Published online May 27, 2020. doi: 10.4240/wjgs.v12.i5.247
Peer-review started: December 7, 2019
First decision: December 17, 2019
Revised: March 3, 2020
Accepted: April 28, 2020
Article in press: April 28, 2020
Published online: May 27, 2020
Processing time: 171 Days and 23.7 Hours
Up to 28% of patients with locally advanced low rectal cancer present with synchronous lateral pelvic lymph node metastasis (LLNM). While neoadjuvant chemoradiation therapy followed by surgery has become the mainstay of treatment, the role of lateral pelvic lymph node dissection (LLND) remains unclear. As such, our study aims to define its role in patients who present with synchronous LLNM.
An understanding on the optimal management for patients who present with s-LLNM is essential to prevent local recurrence rates. The examination of responders vs non-responders to neoadjuvant chemoradiation can also serve to guide future research to optimise response rates.
We aim to evaluate if there is a difference in recurrence and survival outcomes in patients with s-LLNM post neoadjuvant therapy that is treated with TME only vs TME + LLND. This can serve as a guide to surgeons on the management of such patients.
A systemic review was performed for all relevant articles from 1958. To our knowledge, there has been no such review on s-LLNM patients post neoadjuvant chemoradiation therapy.
Fifteen studies were included. Local recurrence rates was found to be higher in s-LLNM patients who had underwent only TME when compared with those who had additional LLND. True pathological response after neoadjuvant therapy was mixed and an absence of radiological response reflected final pathological findings.

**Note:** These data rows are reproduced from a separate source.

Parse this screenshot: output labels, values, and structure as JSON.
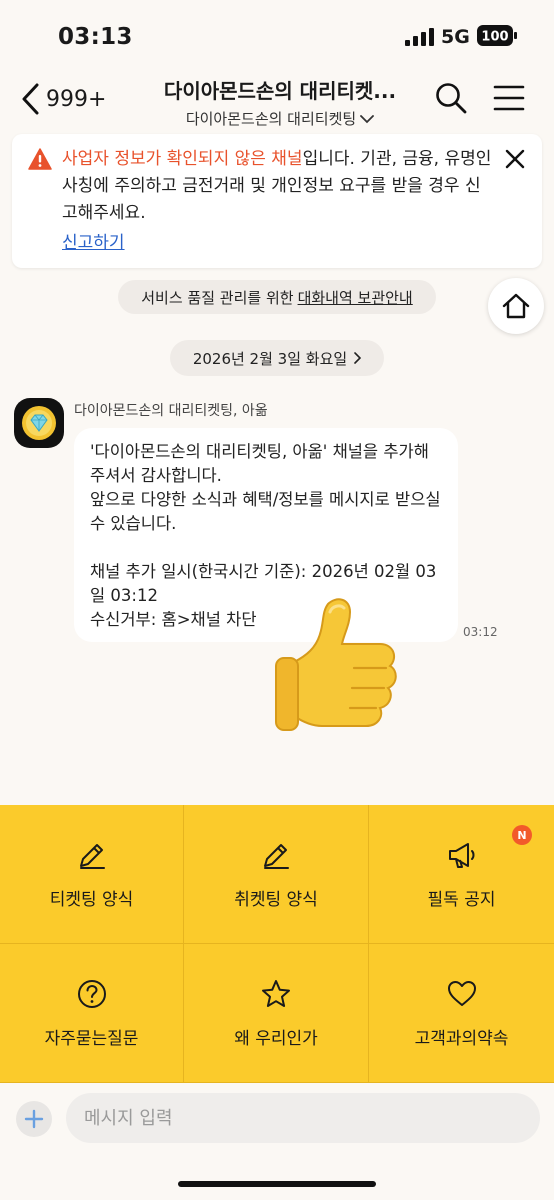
{
  "status_bar": {
    "time": "03:13",
    "network": "5G",
    "battery": "100"
  },
  "header": {
    "back_count": "999+",
    "title": "다이아몬드손의 대리티켓...",
    "subtitle": "다이아몬드손의 대리티켓팅"
  },
  "warning": {
    "emphasis": "사업자 정보가 확인되지 않은 채널",
    "message": "입니다. 기관, 금융, 유명인 사칭에 주의하고 금전거래 및 개인정보 요구를 받을 경우 신고해주세요.",
    "report_link": "신고하기"
  },
  "notice": {
    "text": "서비스 품질 관리를 위한",
    "link": "대화내역 보관안내"
  },
  "date_divider": "2026년 2월 3일 화요일",
  "message": {
    "sender": "다이아몬드손의 대리티켓팅, 아옮",
    "text": "'다이아몬드손의 대리티켓팅, 아옮' 채널을 추가해 주셔서 감사합니다.\n앞으로 다양한 소식과 혜택/정보를 메시지로 받으실 수 있습니다.\n\n채널 추가 일시(한국시간 기준): 2026년 02월 03일 03:12\n수신거부: 홈>채널 차단",
    "time": "03:12"
  },
  "menu": {
    "items": [
      {
        "label": "티켓팅 양식",
        "icon": "pencil-icon"
      },
      {
        "label": "취켓팅 양식",
        "icon": "pencil-icon"
      },
      {
        "label": "필독 공지",
        "icon": "megaphone-icon",
        "badge": "N"
      },
      {
        "label": "자주묻는질문",
        "icon": "question-circle-icon"
      },
      {
        "label": "왜 우리인가",
        "icon": "star-icon"
      },
      {
        "label": "고객과의약속",
        "icon": "heart-icon"
      }
    ]
  },
  "input": {
    "placeholder": "메시지 입력"
  },
  "colors": {
    "accent_yellow": "#fbcb2b",
    "warning_orange": "#e8522c",
    "link_blue": "#2a62c9",
    "badge": "#f25a2a"
  }
}
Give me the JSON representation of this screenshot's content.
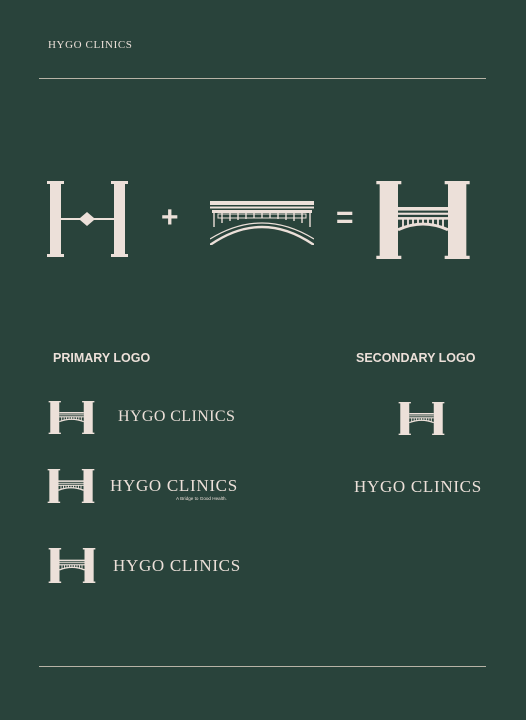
{
  "brand": {
    "name": "HYGO CLINICS"
  },
  "equation": {
    "plus": "+",
    "equals": "=",
    "parts": [
      "h-letter-icon",
      "bridge-icon"
    ],
    "result": "h-bridge-logo-icon"
  },
  "primary": {
    "heading": "PRIMARY LOGO",
    "variants": [
      {
        "wordmark": "HYGO CLINICS"
      },
      {
        "wordmark": "HYGO CLINICS",
        "tagline": "A Bridge to Good Health."
      },
      {
        "wordmark": "HYGO CLINICS"
      }
    ]
  },
  "secondary": {
    "heading": "SECONDARY LOGO",
    "wordmark": "HYGO CLINICS"
  },
  "colors": {
    "background": "#29433b",
    "ink": "#ece0d9",
    "rule": "#b7b3a6"
  }
}
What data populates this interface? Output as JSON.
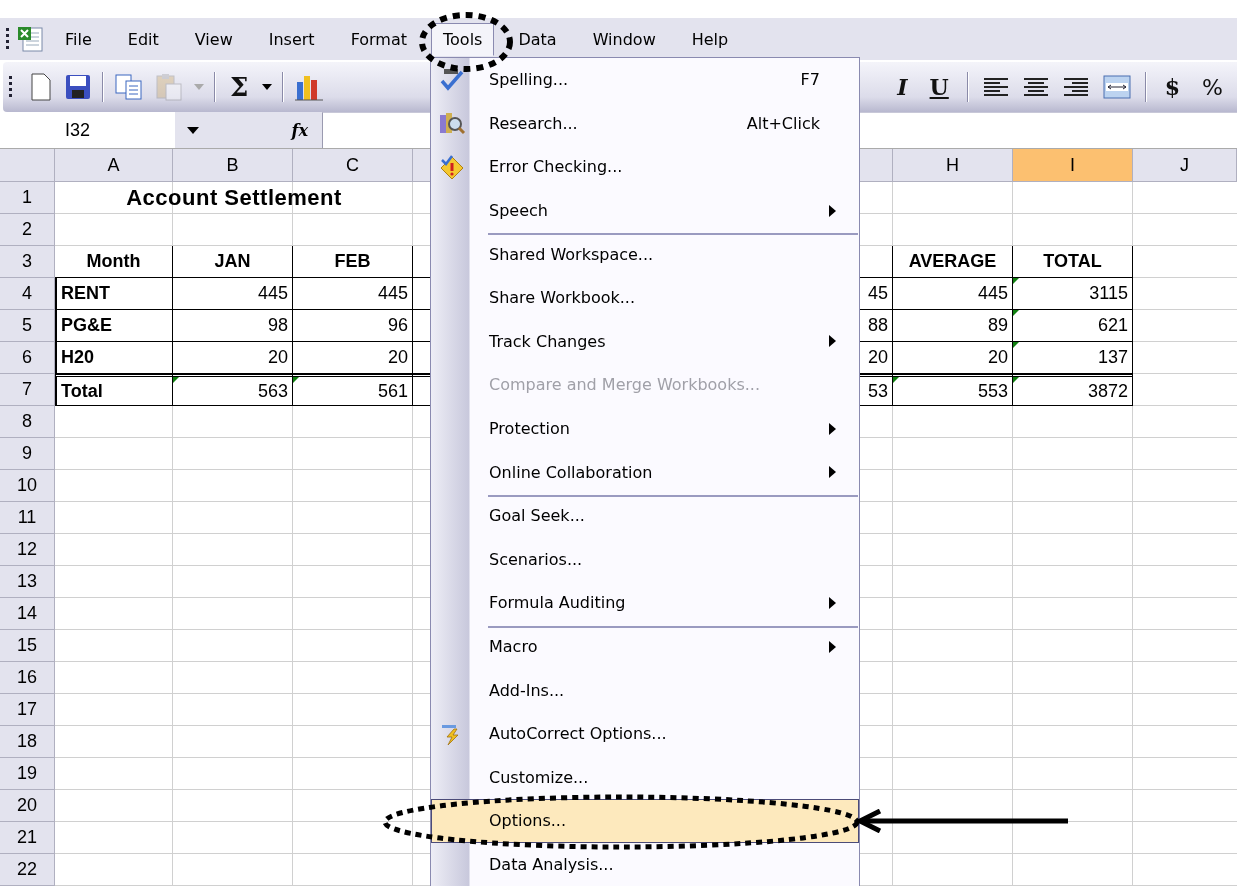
{
  "menu_bar": [
    {
      "label": "File",
      "selected": false
    },
    {
      "label": "Edit",
      "selected": false
    },
    {
      "label": "View",
      "selected": false
    },
    {
      "label": "Insert",
      "selected": false
    },
    {
      "label": "Format",
      "selected": false
    },
    {
      "label": "Tools",
      "selected": true
    },
    {
      "label": "Data",
      "selected": false
    },
    {
      "label": "Window",
      "selected": false
    },
    {
      "label": "Help",
      "selected": false
    }
  ],
  "toolbar_left": [
    {
      "kind": "new",
      "disabled": false
    },
    {
      "kind": "save",
      "disabled": false
    },
    {
      "kind": "sep"
    },
    {
      "kind": "copy",
      "disabled": false
    },
    {
      "kind": "paste",
      "disabled": true
    },
    {
      "kind": "drop",
      "disabled": true
    },
    {
      "kind": "sep"
    },
    {
      "kind": "glyph",
      "label": "Σ",
      "disabled": false
    },
    {
      "kind": "drop",
      "disabled": false
    },
    {
      "kind": "sep"
    },
    {
      "kind": "chart",
      "disabled": false
    }
  ],
  "toolbar_right": [
    {
      "kind": "italic",
      "label": "I"
    },
    {
      "kind": "underline",
      "label": "U"
    },
    {
      "kind": "sep"
    },
    {
      "kind": "align_left"
    },
    {
      "kind": "align_center"
    },
    {
      "kind": "align_right"
    },
    {
      "kind": "merge"
    },
    {
      "kind": "sep"
    },
    {
      "kind": "currency",
      "label": "$"
    },
    {
      "kind": "percent",
      "label": "%"
    }
  ],
  "formula_bar": {
    "name_box": "I32",
    "fx": "fx"
  },
  "columns_left": [
    {
      "letter": "A",
      "selected": false
    },
    {
      "letter": "B",
      "selected": false
    },
    {
      "letter": "C",
      "selected": false
    }
  ],
  "columns_right": [
    {
      "letter": "H",
      "selected": false
    },
    {
      "letter": "I",
      "selected": true
    },
    {
      "letter": "J",
      "selected": false
    }
  ],
  "rows": [
    {
      "num": "1",
      "kind": "title",
      "title": "Account Settlement"
    },
    {
      "num": "2",
      "kind": "blank"
    },
    {
      "num": "3",
      "kind": "header",
      "left": [
        {
          "text": "Month"
        },
        {
          "text": "JAN"
        },
        {
          "text": "FEB"
        }
      ],
      "right": [
        {
          "text": "AVERAGE"
        },
        {
          "text": "TOTAL"
        }
      ]
    },
    {
      "num": "4",
      "kind": "data",
      "left": [
        {
          "text": "RENT",
          "flagged": false
        },
        {
          "text": "445",
          "flagged": false
        },
        {
          "text": "445",
          "flagged": false
        }
      ],
      "edge": "45",
      "right": [
        {
          "text": "445",
          "flagged": false
        },
        {
          "text": "3115",
          "flagged": true
        }
      ]
    },
    {
      "num": "5",
      "kind": "data",
      "left": [
        {
          "text": "PG&E",
          "flagged": false
        },
        {
          "text": "98",
          "flagged": false
        },
        {
          "text": "96",
          "flagged": false
        }
      ],
      "edge": "88",
      "right": [
        {
          "text": "89",
          "flagged": false
        },
        {
          "text": "621",
          "flagged": true
        }
      ]
    },
    {
      "num": "6",
      "kind": "data",
      "left": [
        {
          "text": "H20",
          "flagged": false
        },
        {
          "text": "20",
          "flagged": false
        },
        {
          "text": "20",
          "flagged": false
        }
      ],
      "edge": "20",
      "right": [
        {
          "text": "20",
          "flagged": false
        },
        {
          "text": "137",
          "flagged": true
        }
      ]
    },
    {
      "num": "7",
      "kind": "total",
      "left": [
        {
          "text": "Total",
          "flagged": false
        },
        {
          "text": "563",
          "flagged": true
        },
        {
          "text": "561",
          "flagged": true
        }
      ],
      "edge": "53",
      "right": [
        {
          "text": "553",
          "flagged": true
        },
        {
          "text": "3872",
          "flagged": true
        }
      ]
    },
    {
      "num": "8",
      "kind": "blank"
    },
    {
      "num": "9",
      "kind": "blank"
    },
    {
      "num": "10",
      "kind": "blank"
    },
    {
      "num": "11",
      "kind": "blank"
    },
    {
      "num": "12",
      "kind": "blank"
    },
    {
      "num": "13",
      "kind": "blank"
    },
    {
      "num": "14",
      "kind": "blank"
    },
    {
      "num": "15",
      "kind": "blank"
    },
    {
      "num": "16",
      "kind": "blank"
    },
    {
      "num": "17",
      "kind": "blank"
    },
    {
      "num": "18",
      "kind": "blank"
    },
    {
      "num": "19",
      "kind": "blank"
    },
    {
      "num": "20",
      "kind": "blank"
    },
    {
      "num": "21",
      "kind": "blank"
    },
    {
      "num": "22",
      "kind": "blank"
    }
  ],
  "tools_menu": [
    {
      "label": "Spelling...",
      "shortcut": "F7",
      "kind": "spelling",
      "submenu": false,
      "disabled": false,
      "selected": false,
      "separator_before": false
    },
    {
      "label": "Research...",
      "shortcut": "Alt+Click",
      "kind": "research",
      "submenu": false,
      "disabled": false,
      "selected": false,
      "separator_before": false
    },
    {
      "label": "Error Checking...",
      "kind": "error",
      "submenu": false,
      "disabled": false,
      "selected": false,
      "separator_before": false
    },
    {
      "label": "Speech",
      "submenu": true,
      "disabled": false,
      "selected": false,
      "separator_before": false
    },
    {
      "label": "Shared Workspace...",
      "submenu": false,
      "disabled": false,
      "selected": false,
      "separator_before": true
    },
    {
      "label": "Share Workbook...",
      "submenu": false,
      "disabled": false,
      "selected": false,
      "separator_before": false
    },
    {
      "label": "Track Changes",
      "submenu": true,
      "disabled": false,
      "selected": false,
      "separator_before": false
    },
    {
      "label": "Compare and Merge Workbooks...",
      "submenu": false,
      "disabled": true,
      "selected": false,
      "separator_before": false
    },
    {
      "label": "Protection",
      "submenu": true,
      "disabled": false,
      "selected": false,
      "separator_before": false
    },
    {
      "label": "Online Collaboration",
      "submenu": true,
      "disabled": false,
      "selected": false,
      "separator_before": false
    },
    {
      "label": "Goal Seek...",
      "submenu": false,
      "disabled": false,
      "selected": false,
      "separator_before": true
    },
    {
      "label": "Scenarios...",
      "submenu": false,
      "disabled": false,
      "selected": false,
      "separator_before": false
    },
    {
      "label": "Formula Auditing",
      "submenu": true,
      "disabled": false,
      "selected": false,
      "separator_before": false
    },
    {
      "label": "Macro",
      "submenu": true,
      "disabled": false,
      "selected": false,
      "separator_before": true
    },
    {
      "label": "Add-Ins...",
      "submenu": false,
      "disabled": false,
      "selected": false,
      "separator_before": false
    },
    {
      "label": "AutoCorrect Options...",
      "kind": "autocorrect",
      "submenu": false,
      "disabled": false,
      "selected": false,
      "separator_before": false
    },
    {
      "label": "Customize...",
      "submenu": false,
      "disabled": false,
      "selected": false,
      "separator_before": false
    },
    {
      "label": "Options...",
      "submenu": false,
      "disabled": false,
      "selected": true,
      "separator_before": false
    },
    {
      "label": "Data Analysis...",
      "submenu": false,
      "disabled": false,
      "selected": false,
      "separator_before": false
    }
  ],
  "annotations": [
    {
      "kind": "menu_ring"
    },
    {
      "kind": "item_ring"
    },
    {
      "kind": "pointer"
    }
  ]
}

LLND is associated with local control in patients with s-LLNM. It can be performed in radiological non-responders given that a large majority represent true LLNM. Its role in radiological responders should be considered in selected high risk patients.
Future research should focus on how to predict pathological non-response after neoadjuvant therapy such that super selective LLND may be performed only in non-responders that are more likely to recur.